The report describes low-cost Android phones, which often sell for under $125, excluding taxes and subsidies, as a major challenge for Nokia, whose features phones have been the choice for many customers looking for a low-end mobile.

"In general, we believe product differentiation with Android is more challenging, leading to increased commoditization of these devices and the resulting downward pressure on pricing," the report stated. "In addition, there is uncertainty in relation to the intellectual property rights in the Android ecosystem, which we believe increases the risk of direct and indirect litigation for participants in that ecosystem."

Nokia explains that the iOS and Android platforms, with their complete ecosystems, have made it harder for new players to squeeze into the market on another operating system. "As with any new platform, we may not succeed in developing it into a sufficiently attractive and competitive smartphone platform," the company admitted in the report.

Among a host of possible risks, including a lack of developer support for Windows Phone, differentiation and problems scaling, Nokia also said that a lack of compatible devices beyond the smartphone could be an issue.

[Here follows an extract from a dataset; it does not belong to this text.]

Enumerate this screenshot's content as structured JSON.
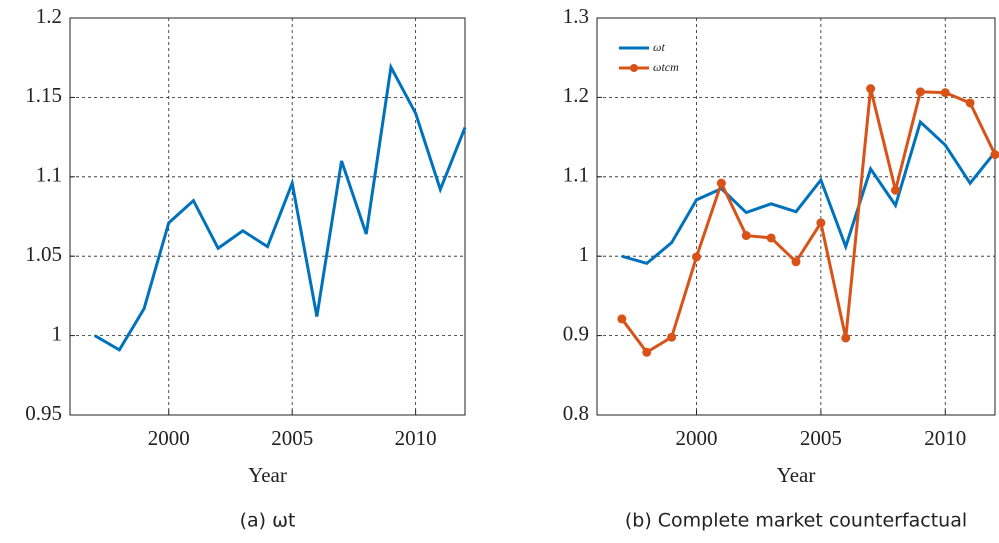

"We manufacture mobile devices, but currently no other adjacent products, such as tablets, computers and other connected devices," the report noted. "As a result, Nokia products with Windows Phone may be a less compelling choice for consumers who wish to purchase multiple mobile products from the same manufacturer or with the same or compatible operating system in order to facilitate a smooth interaction among mobile products and electronic products of different types and screen sizes, such as mobile devices, tablets, computers and televisions."

It's a reasonable consideration. Nearly all Apple products can communicate with one another, including Macs, iPods, Apple TV, iPhones and iPads. The Android OS is now making its way into appliances, as well as tablets and media players.

The company's considerable mapping and location services division, which includes Navteq, is also feeling pressure from free services like Google Maps.

"With respect to digital map data and related location-based content, several global and local companies, as well as governmental and quasi-governmental agencies, are making more map data with improving coverage and content, and high quality, available free of charge or at lower prices," the report stated.

Nokia's Location & Commerce business also competes with companies such as TomTom, which licenses its map data and where competition is focused on the quality of the map data and pricing, and Open Street Map, a community-generated open source map available to users free of charge.

None of the information in Nokia's report to the SEC was unexpected. That the company has been treading dangerous waters for some time now is no secret. Investors took the news in stride. Shares of Nokia remained flat in early trading at $5.10.